8. Judge Bradshaw concluded it was "entirely reasonable for the appellant's children to relocate with their parents to their country of nationality which is Nigeria. The decision is not a violation of Article 8, ECHR".
9. As I have noted above, the decision which the judge made was available to her in law and on the facts as she found them. She has provided strong and cogent reasons for reaching the decision which she has achieved. Another judge, faced with the same facts, may have come to a different decision but that is not the point. The Upper Tribunal should hesitate before interfering with a First-tier Tribunal decision where a judge has considered all the relevant evidence, has left out of account irrelevant matters, has applied the law accurately and has judicially exercised a discretion available to him or her. I find that that is what has occurred in this instance. Mr Howard did not seek to suggest that the judge's only option, on the facts, had been to allow the appeal. It follows from that, if the judge's decision was not perverse, it is only susceptible to successful challenge on the basis that the judge has carried out a flawed analysis of the evidence. I find that that is not the case for the reasons I give above. I have not concluded that the judge has erred in law for the reasons asserted in the grounds or at all.
Notice of Decision
10. This appeal is dismissed.
Direction Regarding Anonymity - Rule 14 of the Tribunal Procedure (Upper Tribunal) Rules 2008
Unless and until a Tribunal or court directs otherwise, the appellant is granted anonymity.

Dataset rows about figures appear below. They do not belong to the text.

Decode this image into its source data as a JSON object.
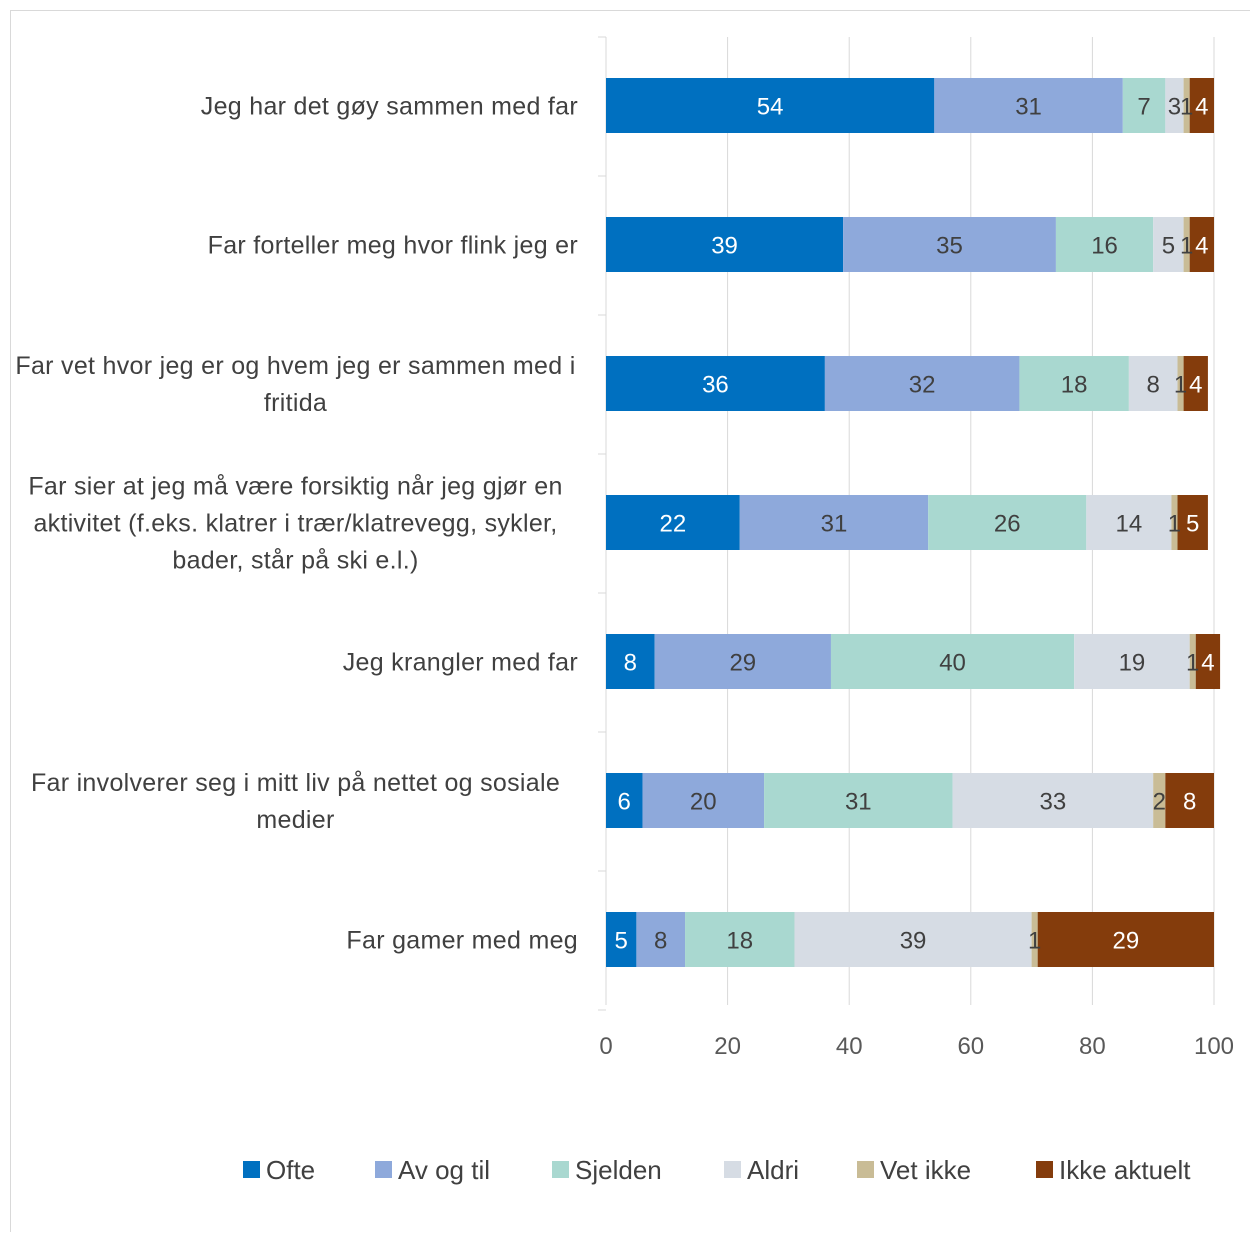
{
  "chart_data": {
    "type": "bar",
    "orientation": "horizontal",
    "stacked": true,
    "categories": [
      "Jeg har det gøy sammen med far",
      "Far forteller meg hvor flink jeg er",
      "Far vet hvor jeg er og hvem jeg er sammen med i fritida",
      "Far sier at jeg må være forsiktig når jeg gjør en aktivitet (f.eks. klatrer i trær/klatrevegg, sykler, bader, står på ski e.l.)",
      "Jeg krangler med far",
      "Far involverer seg i mitt liv på nettet og sosiale medier",
      "Far gamer med meg"
    ],
    "series": [
      {
        "name": "Ofte",
        "color": "#0070C0",
        "label_color": "#ffffff",
        "values": [
          54,
          39,
          36,
          22,
          8,
          6,
          5
        ]
      },
      {
        "name": "Av og til",
        "color": "#8EA9DB",
        "label_color": "#404040",
        "values": [
          31,
          35,
          32,
          31,
          29,
          20,
          8
        ]
      },
      {
        "name": "Sjelden",
        "color": "#A9D8D0",
        "label_color": "#404040",
        "values": [
          7,
          16,
          18,
          26,
          40,
          31,
          18
        ]
      },
      {
        "name": "Aldri",
        "color": "#D6DCE4",
        "label_color": "#404040",
        "values": [
          3,
          5,
          8,
          14,
          19,
          33,
          39
        ]
      },
      {
        "name": "Vet ikke",
        "color": "#C9BC96",
        "label_color": "#404040",
        "values": [
          1,
          1,
          1,
          1,
          1,
          2,
          1
        ]
      },
      {
        "name": "Ikke aktuelt",
        "color": "#843C0C",
        "label_color": "#ffffff",
        "values": [
          4,
          4,
          4,
          5,
          4,
          8,
          29
        ]
      }
    ],
    "xlim": [
      0,
      100
    ],
    "xticks": [
      "0",
      "20",
      "40",
      "60",
      "80",
      "100"
    ],
    "grid": true,
    "legend_position": "bottom"
  }
}
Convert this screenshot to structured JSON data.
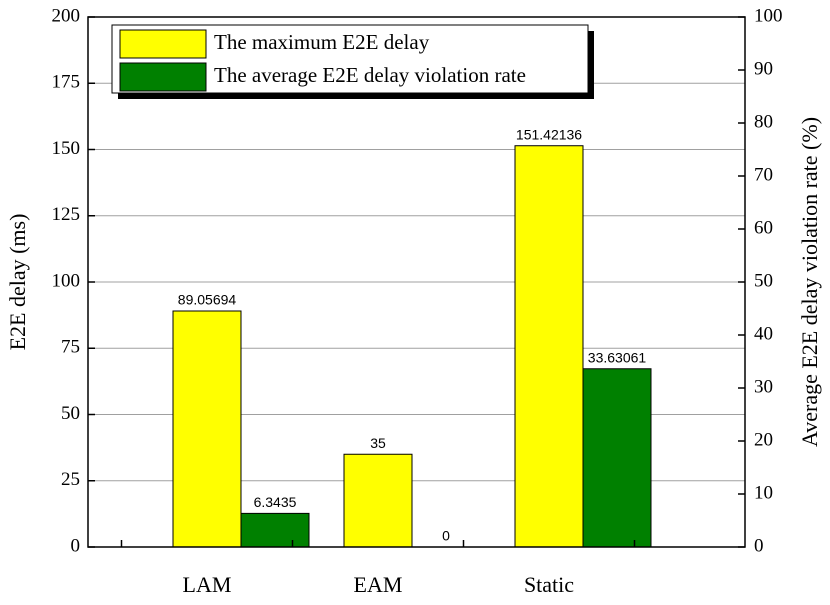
{
  "chart_data": {
    "type": "bar",
    "y_label": "E2E delay (ms)",
    "y2_label": "Average E2E delay violation rate (%)",
    "categories": [
      "LAM",
      "EAM",
      "Static"
    ],
    "series": [
      {
        "name": "The maximum E2E delay",
        "color": "#ffff00",
        "values": [
          89.05694,
          35,
          151.42136
        ]
      },
      {
        "name": "The average E2E delay violation rate",
        "color": "#008000",
        "axis": "y2",
        "values": [
          6.3435,
          0,
          33.63061
        ]
      }
    ],
    "ylim": [
      0,
      200
    ],
    "yticks": [
      0,
      25,
      50,
      75,
      100,
      125,
      150,
      175,
      200
    ],
    "y2lim": [
      0,
      100
    ],
    "y2ticks": [
      0,
      10,
      20,
      30,
      40,
      50,
      60,
      70,
      80,
      90,
      100
    ],
    "grid": true,
    "legend": "top-left"
  }
}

No report of these proceedings shall directly or indirectly identify him or any member of their family. This direction applies both to the appellant and to the respondent. Failure to comply with this direction could lead to contempt of court proceedings.


Signed Date 28 November 2018

Upper Tribunal Judge Lane




TO THE RESPONDENT
FEE AWARD

I have dismissed the appeal and therefore there can be no fee award.